Imagine that ear’s surprise, then, to find beneath this bold exterior a set of smart, introspective, and generally low-key songs. Yes, Phair’s guitar mimics Keith Richards’ big, jangly chords on some tracks, but overall the feel of Phair’s work is the opposite of the Stone’s. She goes deep while they stay on the surface, she levels pointed comments while they deal in platitudes, she pulls you in close for the reveal while they’re all swagger and bluster. She’s a hell of lot smarter, and just as damn cocky.
Not surprisingly, mainstream outlets focused on Phair’s frank expressions of sexuality. Arnold points out that the fourth song on both Main Street and Guyville feature the word “cunt,” but whereas almost every review of Guyville mentions the word in Phair’s mouth, you won’t find any press on Jagger’s usage. In the indie rock world, the level of attention Phair drew in the press—she appeared on the cover of Rolling Stone—along with accolades from cherished venues like The Village Voice, where Phair became the second woman to top their Pazz & Jop Award (the first being Joni Mitchell all the way back in 1974), made her the target of intense criticism. Musicians and fanzine writers trashed her artistry and claimed that Phair slept her way to success. In a public rant to the Chicago Reader, the record producer Steve Albini, famous for his work with Pixies, PJ Harvey, and Nirvana, as well as in his own band Big Black, criticized Phair for being “unrooted in substance” and “a fucking chore to listen to.” Arnold tells us that his sentiments were widely echoed. That Guyville brought Phair “more notoriety than record sales,” and was left to wallow in obscurity “says more about Guyville and the world of indie rock than it does about Liz Phair as an artist.”

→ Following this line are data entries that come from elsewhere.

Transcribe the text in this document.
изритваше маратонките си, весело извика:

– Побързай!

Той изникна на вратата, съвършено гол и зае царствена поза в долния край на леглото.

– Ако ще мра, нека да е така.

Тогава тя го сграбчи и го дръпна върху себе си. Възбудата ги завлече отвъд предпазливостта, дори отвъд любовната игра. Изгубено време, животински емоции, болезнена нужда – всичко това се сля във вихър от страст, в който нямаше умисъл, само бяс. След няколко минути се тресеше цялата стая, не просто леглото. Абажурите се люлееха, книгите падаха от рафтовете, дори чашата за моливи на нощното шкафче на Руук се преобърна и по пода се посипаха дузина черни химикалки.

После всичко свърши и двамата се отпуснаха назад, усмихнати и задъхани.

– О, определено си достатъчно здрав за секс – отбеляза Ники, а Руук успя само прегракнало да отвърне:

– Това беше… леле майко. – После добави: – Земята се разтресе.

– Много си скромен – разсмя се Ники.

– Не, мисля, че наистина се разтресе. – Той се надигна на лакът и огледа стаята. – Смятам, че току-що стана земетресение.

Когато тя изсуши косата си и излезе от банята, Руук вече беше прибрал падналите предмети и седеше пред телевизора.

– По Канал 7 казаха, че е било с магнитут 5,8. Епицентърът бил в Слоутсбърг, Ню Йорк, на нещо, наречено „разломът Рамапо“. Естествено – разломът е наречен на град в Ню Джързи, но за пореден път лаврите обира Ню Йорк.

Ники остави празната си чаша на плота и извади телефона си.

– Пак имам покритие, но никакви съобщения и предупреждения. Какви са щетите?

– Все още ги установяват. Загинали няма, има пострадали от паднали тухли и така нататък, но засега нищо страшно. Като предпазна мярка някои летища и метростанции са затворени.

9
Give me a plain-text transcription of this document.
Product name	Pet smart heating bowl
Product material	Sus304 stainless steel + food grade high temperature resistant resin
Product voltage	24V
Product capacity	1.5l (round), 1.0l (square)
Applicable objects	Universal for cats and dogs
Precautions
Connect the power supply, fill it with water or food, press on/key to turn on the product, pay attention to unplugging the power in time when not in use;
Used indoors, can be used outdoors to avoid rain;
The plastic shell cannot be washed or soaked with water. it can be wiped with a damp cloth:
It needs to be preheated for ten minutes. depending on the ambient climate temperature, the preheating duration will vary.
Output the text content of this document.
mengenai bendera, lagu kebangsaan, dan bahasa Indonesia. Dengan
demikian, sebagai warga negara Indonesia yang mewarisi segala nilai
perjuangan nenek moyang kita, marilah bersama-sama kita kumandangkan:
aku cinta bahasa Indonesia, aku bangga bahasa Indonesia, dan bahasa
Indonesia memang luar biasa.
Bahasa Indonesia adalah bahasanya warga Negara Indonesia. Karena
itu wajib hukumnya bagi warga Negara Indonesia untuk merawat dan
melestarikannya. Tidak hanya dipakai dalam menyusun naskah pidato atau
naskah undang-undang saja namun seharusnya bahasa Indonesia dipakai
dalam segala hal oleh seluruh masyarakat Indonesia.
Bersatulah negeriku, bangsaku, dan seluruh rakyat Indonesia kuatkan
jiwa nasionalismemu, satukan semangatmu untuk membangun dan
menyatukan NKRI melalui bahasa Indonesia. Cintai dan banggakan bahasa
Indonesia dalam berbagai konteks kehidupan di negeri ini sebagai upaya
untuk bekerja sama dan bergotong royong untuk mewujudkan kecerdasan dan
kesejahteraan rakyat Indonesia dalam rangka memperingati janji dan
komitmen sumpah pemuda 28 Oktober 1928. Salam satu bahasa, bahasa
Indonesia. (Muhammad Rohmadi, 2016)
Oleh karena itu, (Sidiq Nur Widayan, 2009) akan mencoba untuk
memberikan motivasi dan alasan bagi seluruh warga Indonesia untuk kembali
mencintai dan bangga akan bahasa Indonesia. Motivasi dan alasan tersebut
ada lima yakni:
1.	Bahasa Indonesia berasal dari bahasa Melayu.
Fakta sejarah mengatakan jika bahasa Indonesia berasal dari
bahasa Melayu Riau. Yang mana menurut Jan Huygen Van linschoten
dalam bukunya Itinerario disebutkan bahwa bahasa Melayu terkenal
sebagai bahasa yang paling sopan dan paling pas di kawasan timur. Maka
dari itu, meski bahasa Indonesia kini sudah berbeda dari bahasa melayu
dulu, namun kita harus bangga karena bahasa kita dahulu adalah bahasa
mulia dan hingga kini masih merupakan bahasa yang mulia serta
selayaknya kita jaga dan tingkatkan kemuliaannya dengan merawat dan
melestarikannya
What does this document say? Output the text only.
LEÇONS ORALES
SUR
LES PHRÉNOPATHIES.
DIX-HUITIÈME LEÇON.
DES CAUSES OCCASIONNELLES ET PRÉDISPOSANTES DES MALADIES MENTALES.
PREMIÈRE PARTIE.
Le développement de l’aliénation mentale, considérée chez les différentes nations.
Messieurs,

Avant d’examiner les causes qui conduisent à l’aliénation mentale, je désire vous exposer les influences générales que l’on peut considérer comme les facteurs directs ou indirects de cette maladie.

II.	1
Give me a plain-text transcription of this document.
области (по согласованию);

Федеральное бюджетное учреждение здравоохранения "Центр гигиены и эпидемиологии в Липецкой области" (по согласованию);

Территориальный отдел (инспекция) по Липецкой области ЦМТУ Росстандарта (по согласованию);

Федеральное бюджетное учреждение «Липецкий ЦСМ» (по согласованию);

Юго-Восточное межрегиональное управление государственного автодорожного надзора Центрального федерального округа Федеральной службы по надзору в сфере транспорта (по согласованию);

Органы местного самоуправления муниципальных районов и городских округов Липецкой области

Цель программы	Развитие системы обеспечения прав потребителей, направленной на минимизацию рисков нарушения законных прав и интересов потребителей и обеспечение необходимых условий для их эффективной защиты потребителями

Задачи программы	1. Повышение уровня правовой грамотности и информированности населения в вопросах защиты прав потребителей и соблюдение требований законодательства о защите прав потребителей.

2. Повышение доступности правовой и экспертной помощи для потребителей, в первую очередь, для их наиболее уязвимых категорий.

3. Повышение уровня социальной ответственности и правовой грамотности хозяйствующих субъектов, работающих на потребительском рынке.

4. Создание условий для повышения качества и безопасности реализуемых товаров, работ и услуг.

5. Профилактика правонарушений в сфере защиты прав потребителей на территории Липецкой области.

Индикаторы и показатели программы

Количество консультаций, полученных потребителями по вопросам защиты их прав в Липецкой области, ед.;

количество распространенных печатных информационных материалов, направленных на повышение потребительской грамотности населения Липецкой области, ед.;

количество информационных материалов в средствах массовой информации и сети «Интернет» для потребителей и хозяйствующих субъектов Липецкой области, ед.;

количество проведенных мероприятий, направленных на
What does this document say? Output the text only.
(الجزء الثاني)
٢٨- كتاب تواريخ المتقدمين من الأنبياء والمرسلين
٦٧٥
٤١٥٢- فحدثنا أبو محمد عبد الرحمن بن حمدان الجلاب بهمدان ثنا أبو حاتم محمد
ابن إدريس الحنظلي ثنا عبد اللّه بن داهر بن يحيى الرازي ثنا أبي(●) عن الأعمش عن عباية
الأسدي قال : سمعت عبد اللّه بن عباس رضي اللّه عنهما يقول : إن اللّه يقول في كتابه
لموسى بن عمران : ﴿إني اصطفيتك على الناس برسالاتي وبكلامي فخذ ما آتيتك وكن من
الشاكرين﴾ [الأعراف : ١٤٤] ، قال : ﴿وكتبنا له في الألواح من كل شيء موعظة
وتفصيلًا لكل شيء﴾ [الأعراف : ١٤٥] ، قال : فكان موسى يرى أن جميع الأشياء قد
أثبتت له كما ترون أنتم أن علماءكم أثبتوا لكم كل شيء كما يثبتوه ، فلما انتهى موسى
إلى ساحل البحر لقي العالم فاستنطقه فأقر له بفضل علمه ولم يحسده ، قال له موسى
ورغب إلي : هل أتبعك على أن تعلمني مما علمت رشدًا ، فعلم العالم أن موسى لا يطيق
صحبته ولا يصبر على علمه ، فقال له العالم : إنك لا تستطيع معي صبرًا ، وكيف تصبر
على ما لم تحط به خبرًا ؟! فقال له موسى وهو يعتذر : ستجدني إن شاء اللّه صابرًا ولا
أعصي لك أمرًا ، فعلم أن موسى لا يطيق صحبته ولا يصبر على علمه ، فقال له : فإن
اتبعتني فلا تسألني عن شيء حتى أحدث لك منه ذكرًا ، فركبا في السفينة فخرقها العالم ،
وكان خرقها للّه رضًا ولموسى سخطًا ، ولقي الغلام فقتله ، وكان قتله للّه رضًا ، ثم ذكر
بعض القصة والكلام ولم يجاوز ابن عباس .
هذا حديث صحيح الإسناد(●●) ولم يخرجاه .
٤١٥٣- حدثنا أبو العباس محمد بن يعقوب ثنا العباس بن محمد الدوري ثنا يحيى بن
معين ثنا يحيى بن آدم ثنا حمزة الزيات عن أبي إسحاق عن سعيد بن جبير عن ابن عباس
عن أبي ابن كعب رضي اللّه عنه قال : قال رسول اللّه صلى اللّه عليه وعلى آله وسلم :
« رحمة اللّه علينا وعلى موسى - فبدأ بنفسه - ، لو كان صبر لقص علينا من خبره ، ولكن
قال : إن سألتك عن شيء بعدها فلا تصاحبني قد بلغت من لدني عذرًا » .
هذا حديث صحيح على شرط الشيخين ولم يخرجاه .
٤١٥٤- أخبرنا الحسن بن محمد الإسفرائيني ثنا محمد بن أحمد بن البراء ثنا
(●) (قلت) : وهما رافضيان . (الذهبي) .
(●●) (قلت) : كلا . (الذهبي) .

Arnold’s book puts Phair in her proper place as the patron saint of fuck you. Because, in the end, Phair had the last laugh. Guyville is no more. It has been laid waste, in part, by the corporate interests that poached and commodified indie rock’s talent (Phair included), and finally blasted into oblivion by technology. These days, there are few musical purists who only listen to one style. But there are more critics, as anyone with a Facebook profile or Twitter feed can pontificate about their favorite artists. The critic, like those denizens of Guyville, no longer needs to impress us with her encyclopedic knowledge of a musical act, or lay forth great truths and judgments for us to accept without question. Rather, she can engage in a more lyrical form of storytelling, picking apart at the edges of a work of art, and letting biography and theory bubble forth as need be, in order to reveal a particular, individual relationship. In this way, Arnold’s book not only documents a lost world. By presenting an engaging and enlightening example of criticism in the post-critical age, it also points a way forward.